The government’s decision to announce a plan that would see all schools in England and Wales removed from local authority power and turned into academies has been criticised for the past few weeks, and now a headteacher has quit his position in protest against the plans.
Since the government announcement, various teachers’ unions up and down the country have carried out protests to show the government that the academies plan is not welcomed by the education sector itself. However, ministers say that it’s all about bringing parity and fairness to the funding schools receive, making it universal across the country.
Jeremy Gargan, headteacher at Aycliffe Village Primary School in County Durham, wrote to parents of his pupils, telling them why he personally opposes the scheme, before he sensationally quit his role.
In his letter, he heavily criticised the National Funding Formula announced by Education Secretary Nicky Morgan.
“The government appears to be very blinkered in its approach.

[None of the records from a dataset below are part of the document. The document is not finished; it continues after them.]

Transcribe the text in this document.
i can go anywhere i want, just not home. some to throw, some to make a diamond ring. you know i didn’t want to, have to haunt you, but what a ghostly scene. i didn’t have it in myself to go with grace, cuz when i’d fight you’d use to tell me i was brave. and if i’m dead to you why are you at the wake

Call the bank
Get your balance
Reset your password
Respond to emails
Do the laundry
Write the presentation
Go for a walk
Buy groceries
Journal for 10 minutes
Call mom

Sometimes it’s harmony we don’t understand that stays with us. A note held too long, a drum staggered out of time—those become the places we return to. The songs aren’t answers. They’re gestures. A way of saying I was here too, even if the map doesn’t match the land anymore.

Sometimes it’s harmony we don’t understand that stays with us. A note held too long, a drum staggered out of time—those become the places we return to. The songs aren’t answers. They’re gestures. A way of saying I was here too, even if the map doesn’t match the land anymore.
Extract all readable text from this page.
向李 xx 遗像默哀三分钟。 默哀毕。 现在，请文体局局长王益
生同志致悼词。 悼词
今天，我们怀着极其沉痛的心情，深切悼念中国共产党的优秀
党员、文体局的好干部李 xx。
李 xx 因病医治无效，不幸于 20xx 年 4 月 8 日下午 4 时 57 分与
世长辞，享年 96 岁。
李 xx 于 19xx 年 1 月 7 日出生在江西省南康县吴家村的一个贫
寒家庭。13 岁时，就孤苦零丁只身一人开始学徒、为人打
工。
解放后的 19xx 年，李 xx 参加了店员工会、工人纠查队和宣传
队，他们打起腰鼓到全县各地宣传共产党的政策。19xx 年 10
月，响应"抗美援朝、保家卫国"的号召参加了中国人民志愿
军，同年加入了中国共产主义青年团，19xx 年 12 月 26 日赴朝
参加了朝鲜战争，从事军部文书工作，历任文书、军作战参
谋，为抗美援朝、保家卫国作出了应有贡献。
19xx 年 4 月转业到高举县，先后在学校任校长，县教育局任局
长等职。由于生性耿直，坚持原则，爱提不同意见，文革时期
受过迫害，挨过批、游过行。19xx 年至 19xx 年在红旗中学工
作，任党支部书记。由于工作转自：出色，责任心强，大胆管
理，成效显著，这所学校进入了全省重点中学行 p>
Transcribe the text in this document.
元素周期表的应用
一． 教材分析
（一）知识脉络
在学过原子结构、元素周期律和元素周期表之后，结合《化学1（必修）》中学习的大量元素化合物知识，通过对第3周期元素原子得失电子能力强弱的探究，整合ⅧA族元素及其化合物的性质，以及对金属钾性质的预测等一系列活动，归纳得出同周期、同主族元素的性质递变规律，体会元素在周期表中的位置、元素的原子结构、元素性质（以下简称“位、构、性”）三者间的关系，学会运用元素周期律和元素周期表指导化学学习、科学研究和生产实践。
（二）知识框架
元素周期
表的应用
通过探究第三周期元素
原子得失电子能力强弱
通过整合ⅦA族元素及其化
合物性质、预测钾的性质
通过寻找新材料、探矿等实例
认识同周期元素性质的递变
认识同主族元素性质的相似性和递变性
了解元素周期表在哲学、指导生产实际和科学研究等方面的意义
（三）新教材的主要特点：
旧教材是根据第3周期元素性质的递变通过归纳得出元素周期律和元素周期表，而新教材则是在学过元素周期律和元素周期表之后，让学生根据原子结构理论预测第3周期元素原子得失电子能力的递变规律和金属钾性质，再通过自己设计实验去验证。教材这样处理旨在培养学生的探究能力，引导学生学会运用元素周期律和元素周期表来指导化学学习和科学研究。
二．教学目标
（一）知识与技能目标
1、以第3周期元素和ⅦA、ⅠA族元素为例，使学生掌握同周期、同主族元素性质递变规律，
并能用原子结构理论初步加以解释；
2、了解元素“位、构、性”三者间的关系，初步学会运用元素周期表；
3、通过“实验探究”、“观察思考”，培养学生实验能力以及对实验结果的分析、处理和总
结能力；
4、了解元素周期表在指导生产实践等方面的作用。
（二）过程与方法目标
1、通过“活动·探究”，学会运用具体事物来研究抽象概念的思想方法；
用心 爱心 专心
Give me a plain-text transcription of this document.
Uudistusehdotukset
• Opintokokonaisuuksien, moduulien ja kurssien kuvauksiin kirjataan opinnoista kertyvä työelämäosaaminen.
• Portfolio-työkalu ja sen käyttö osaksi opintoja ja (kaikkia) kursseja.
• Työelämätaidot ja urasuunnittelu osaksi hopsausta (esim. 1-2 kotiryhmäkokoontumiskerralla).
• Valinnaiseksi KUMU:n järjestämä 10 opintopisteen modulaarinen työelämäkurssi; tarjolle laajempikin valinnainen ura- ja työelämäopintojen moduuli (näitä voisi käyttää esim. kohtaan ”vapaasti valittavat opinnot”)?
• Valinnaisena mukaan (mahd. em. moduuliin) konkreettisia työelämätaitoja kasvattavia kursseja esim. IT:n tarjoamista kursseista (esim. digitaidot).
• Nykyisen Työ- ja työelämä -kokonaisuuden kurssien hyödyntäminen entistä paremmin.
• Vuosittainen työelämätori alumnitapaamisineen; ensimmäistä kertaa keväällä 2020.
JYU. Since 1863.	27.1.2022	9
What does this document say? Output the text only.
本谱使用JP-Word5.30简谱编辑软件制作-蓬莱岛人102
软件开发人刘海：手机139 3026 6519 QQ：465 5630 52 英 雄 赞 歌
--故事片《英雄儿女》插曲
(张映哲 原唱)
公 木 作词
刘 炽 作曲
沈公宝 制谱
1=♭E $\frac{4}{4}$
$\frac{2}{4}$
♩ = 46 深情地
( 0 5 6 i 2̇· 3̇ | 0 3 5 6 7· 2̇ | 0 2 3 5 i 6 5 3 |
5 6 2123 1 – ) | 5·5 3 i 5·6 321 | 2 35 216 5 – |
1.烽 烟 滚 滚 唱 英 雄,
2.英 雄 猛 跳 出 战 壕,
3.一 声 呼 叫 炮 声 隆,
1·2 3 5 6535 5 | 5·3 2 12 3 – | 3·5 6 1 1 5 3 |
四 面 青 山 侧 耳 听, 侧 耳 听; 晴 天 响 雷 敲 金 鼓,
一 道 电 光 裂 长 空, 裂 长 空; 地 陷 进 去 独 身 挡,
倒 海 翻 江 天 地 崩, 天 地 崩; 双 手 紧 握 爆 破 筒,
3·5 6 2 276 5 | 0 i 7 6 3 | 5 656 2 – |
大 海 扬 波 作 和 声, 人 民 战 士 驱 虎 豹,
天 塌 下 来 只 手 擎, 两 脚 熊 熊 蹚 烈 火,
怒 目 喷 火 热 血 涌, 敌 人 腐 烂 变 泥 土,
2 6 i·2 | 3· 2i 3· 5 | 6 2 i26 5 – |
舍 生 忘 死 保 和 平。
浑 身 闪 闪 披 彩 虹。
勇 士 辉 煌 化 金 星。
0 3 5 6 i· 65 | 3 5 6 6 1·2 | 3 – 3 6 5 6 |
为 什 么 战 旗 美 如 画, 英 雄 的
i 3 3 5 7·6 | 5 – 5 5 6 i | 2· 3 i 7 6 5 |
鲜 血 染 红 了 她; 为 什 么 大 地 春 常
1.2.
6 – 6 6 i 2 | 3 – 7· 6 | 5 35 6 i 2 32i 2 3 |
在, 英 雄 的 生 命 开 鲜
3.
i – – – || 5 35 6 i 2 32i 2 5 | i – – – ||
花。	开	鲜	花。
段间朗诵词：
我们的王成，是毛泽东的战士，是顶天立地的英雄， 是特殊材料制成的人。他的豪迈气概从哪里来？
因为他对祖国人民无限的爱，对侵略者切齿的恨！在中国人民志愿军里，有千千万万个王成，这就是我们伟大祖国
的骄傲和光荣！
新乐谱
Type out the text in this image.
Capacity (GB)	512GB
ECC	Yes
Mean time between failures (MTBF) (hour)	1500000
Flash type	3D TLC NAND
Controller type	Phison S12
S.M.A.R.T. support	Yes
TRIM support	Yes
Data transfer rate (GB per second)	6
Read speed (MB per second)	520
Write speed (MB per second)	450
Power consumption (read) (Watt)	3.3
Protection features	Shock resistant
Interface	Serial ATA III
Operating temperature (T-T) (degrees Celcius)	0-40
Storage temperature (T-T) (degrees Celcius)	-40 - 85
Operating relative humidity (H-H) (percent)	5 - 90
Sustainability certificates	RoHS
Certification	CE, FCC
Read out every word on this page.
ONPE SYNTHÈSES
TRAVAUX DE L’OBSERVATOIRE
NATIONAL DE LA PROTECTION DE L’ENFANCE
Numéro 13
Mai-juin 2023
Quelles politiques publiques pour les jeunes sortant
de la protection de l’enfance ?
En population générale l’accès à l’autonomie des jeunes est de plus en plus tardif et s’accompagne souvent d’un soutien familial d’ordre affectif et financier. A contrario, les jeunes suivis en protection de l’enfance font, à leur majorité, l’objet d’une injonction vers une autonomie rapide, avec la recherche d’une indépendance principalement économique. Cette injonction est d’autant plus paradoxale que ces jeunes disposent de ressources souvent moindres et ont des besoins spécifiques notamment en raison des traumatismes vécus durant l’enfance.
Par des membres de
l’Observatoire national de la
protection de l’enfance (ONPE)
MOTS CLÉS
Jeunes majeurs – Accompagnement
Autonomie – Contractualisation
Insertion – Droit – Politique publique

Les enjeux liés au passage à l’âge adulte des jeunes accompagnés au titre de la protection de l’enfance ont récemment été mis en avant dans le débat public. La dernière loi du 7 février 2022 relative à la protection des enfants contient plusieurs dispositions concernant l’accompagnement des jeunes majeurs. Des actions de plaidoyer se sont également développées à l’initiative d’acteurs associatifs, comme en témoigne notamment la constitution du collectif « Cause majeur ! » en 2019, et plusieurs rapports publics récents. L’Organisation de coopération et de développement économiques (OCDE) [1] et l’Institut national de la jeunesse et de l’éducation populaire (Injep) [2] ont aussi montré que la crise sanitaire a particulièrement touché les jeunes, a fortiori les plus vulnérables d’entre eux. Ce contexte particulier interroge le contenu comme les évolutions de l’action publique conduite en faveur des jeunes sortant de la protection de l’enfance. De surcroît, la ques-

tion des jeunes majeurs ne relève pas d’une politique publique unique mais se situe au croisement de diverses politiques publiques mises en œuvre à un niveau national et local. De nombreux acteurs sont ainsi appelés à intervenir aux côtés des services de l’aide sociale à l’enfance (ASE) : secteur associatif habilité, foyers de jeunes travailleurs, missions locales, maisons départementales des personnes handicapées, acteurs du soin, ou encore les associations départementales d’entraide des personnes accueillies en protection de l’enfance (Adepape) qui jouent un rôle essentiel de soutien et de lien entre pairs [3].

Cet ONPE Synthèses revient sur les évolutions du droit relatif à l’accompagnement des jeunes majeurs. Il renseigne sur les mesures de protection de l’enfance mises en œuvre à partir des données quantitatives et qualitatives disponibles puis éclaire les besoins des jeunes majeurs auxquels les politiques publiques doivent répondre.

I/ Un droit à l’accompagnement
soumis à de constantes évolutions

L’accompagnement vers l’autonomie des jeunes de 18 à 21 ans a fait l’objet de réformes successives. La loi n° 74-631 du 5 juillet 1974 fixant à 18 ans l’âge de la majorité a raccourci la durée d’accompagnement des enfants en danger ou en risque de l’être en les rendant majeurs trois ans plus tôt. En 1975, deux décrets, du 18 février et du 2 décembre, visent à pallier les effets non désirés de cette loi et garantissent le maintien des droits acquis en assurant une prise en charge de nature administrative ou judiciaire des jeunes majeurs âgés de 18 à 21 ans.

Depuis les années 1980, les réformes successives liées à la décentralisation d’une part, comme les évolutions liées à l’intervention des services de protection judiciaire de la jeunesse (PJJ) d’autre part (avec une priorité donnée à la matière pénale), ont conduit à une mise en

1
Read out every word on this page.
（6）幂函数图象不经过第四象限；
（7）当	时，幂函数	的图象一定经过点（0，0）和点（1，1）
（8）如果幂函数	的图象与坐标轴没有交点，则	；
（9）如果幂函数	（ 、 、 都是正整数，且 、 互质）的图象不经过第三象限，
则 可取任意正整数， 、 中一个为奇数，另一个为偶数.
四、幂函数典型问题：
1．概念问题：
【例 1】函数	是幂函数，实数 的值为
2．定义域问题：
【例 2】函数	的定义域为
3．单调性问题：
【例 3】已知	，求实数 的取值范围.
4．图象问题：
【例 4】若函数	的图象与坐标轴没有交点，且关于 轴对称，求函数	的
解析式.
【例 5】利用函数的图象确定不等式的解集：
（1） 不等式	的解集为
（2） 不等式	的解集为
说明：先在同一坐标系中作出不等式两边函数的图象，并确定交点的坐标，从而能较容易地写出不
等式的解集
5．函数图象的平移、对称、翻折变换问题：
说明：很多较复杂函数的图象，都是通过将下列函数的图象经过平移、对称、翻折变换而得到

“If the route to raising standards was through academisation, why have only 2,500, out of nearly 17,000 schools, chosen to become academies?”
Mr Gargan also told BBC Tees: “I believe that the enforced route of converting everybody to an academy won’t actually raise standards.”
“I believe that we run our school effectively here ourselves, and if we were forced into a multi-academy trust, there’s a likelihood that another school would actually be calling the shots and telling us how we should be running our own school.”
In the letter he sent to pupils’ parents, Mr Gargan also said that national targets that are being set for achievement at present are setting pupils up to fail, potentially turning them against school at a time when it is critical they engage with their education.